What CVS seeks to do with this deal is to dramatically accelerate that process and change the nature of the neighborhood pharmacy. For example, we already know that getting a flu shot at the pharmacy is more convenient than arranging an appointment with a doctor.
What happens if a full range of services is available at the pharmacy? Better yet, what if it costs less to have those services at the pharmacy? The advantage for the provider is clear; send the patients to the pharmacy, and free the doctors for more pressing needs.
Of Aetna's competitors, which is the most likely to be acquired later? Anthem (ANTM) is a possible target. The company has a similar market limit ($ 57.75 billion) for Aetna, and had already signed a pharmacy administration agreement with CVS called IngenioRx. Now that CVS plans to acquire Aetna, Anthem will most likely end the IngenioRX relationship.
Humana (HUM) is another name that could see some action. With a market cap of $ 36 billion, Humana may be easier to swallow than some of the biggest names in the industry. Last month's layoffs at the company may have been destined to pave the way for a merger.

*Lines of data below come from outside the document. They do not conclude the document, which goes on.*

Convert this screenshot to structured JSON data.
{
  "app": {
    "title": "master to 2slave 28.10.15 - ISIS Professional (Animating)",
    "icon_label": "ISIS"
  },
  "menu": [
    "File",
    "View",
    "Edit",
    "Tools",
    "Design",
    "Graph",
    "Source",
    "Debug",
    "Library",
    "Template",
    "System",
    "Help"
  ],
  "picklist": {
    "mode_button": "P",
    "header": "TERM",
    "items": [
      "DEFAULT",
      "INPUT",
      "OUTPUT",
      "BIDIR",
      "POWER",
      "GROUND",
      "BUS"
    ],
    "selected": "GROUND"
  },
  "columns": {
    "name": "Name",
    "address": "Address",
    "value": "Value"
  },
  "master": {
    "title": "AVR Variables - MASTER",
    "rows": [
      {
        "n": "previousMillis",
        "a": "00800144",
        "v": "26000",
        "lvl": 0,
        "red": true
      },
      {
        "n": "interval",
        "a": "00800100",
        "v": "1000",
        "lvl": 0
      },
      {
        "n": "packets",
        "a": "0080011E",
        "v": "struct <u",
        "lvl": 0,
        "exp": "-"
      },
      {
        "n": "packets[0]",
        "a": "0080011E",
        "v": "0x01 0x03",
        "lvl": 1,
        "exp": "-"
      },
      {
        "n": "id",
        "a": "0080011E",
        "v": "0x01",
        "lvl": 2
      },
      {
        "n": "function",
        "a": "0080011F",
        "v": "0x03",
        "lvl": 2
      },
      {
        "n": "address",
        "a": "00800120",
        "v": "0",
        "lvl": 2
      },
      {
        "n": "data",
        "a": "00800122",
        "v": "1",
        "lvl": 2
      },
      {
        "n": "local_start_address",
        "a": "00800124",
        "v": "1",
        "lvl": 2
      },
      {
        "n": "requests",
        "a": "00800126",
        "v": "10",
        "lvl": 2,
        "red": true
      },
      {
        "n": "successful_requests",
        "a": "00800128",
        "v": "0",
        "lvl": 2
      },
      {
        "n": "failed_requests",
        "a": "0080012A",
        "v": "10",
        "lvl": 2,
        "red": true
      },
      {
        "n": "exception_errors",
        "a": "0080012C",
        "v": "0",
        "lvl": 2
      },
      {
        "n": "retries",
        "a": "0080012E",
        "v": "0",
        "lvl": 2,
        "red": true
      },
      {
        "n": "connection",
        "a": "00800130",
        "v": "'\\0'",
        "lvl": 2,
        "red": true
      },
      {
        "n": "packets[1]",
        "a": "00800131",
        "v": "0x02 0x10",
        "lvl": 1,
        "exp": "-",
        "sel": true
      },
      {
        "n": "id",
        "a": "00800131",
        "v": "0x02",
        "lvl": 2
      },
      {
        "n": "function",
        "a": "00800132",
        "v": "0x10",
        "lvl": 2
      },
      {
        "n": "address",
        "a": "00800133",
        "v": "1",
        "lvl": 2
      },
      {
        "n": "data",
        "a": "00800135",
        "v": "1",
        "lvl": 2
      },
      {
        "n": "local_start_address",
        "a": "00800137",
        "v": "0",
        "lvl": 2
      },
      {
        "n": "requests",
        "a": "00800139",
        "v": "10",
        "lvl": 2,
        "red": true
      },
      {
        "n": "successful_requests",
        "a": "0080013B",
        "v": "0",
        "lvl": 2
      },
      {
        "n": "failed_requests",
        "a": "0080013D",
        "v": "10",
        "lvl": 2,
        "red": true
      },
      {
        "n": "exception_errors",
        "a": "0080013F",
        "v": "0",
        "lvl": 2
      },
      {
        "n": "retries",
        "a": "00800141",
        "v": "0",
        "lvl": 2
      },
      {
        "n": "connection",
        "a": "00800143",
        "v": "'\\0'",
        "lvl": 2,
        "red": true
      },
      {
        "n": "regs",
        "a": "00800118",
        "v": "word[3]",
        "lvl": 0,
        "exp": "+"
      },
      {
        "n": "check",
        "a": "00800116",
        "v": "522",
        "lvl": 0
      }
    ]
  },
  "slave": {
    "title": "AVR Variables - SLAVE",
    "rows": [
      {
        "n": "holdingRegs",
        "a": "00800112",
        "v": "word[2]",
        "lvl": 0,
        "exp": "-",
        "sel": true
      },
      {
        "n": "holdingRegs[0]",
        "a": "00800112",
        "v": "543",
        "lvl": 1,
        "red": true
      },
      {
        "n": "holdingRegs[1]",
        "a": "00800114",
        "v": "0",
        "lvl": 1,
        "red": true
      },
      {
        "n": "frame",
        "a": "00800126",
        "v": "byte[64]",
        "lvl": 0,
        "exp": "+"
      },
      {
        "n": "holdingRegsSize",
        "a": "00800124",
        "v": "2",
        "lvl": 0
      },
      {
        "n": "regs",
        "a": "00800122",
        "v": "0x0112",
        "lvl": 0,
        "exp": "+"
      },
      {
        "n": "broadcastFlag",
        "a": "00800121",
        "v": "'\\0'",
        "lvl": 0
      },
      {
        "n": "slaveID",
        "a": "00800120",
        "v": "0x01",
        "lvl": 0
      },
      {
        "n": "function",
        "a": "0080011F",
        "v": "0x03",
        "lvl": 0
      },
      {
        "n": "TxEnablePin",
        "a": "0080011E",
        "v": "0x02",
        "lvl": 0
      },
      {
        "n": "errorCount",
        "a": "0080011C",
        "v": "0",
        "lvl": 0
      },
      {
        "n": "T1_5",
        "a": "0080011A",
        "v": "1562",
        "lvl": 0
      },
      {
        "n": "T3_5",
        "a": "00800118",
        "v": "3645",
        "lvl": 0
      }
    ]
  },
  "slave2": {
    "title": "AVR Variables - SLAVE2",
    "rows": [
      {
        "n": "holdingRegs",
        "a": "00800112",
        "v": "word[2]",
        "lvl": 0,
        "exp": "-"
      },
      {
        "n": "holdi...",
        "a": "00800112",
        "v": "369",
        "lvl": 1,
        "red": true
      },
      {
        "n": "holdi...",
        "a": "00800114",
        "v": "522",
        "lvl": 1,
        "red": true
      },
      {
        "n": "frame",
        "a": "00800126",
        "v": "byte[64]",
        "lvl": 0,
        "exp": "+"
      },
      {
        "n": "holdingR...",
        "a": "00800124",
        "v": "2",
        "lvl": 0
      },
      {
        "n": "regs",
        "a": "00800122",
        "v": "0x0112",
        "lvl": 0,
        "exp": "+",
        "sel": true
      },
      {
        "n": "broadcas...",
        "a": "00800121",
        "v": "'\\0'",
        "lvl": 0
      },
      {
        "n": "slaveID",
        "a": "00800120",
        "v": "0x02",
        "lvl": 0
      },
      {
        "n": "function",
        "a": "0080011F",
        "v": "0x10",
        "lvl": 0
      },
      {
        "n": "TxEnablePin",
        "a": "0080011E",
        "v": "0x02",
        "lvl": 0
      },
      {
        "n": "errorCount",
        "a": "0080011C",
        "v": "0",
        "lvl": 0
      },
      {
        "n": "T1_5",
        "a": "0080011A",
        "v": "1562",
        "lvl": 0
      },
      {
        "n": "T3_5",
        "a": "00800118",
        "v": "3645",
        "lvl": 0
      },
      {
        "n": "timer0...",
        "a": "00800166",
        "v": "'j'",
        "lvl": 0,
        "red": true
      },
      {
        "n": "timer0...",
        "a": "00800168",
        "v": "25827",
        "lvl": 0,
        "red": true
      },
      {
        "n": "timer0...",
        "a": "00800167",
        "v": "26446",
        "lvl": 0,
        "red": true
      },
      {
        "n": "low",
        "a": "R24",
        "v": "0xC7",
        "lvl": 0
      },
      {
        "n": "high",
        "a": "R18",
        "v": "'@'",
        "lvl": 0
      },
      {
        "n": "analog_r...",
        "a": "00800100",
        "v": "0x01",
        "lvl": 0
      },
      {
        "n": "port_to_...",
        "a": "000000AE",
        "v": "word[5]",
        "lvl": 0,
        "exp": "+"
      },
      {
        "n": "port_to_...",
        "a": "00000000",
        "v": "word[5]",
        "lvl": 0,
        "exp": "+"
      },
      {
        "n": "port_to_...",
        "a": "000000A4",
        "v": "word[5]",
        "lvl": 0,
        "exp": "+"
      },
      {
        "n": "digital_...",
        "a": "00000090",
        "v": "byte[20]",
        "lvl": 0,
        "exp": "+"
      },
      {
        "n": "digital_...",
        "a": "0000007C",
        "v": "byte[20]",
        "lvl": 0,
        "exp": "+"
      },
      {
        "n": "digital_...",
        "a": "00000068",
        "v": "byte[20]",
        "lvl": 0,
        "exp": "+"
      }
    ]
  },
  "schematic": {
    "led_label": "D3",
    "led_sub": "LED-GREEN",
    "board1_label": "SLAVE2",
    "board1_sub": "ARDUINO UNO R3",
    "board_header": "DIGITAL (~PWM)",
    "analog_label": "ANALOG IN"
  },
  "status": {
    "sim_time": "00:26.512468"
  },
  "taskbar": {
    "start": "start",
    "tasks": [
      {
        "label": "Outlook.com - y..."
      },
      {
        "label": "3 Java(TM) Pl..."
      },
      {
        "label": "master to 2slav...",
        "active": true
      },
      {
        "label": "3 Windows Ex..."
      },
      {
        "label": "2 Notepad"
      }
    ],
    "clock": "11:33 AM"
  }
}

It is known that Cigna (CI) is open to a merger; the company tried to join Anthem earlier this year, but the deal was brought down due to antitrust concerns. However, an agreement with a pharmaceutical company, or even a player seeking to enter that arena, such as Target (TGT) could change that result.
Both CVS and Aetna traded down on the news on Monday. In fact, the entire health care group suffered a severe blow, with Anthem losing 3.21% and Humana with 2.46%. Keep in mind that, simply because Wall Street does not like the sector now, does not mean that the CVS / Aetna merger will not take place or that similar transactions will not be made in the future.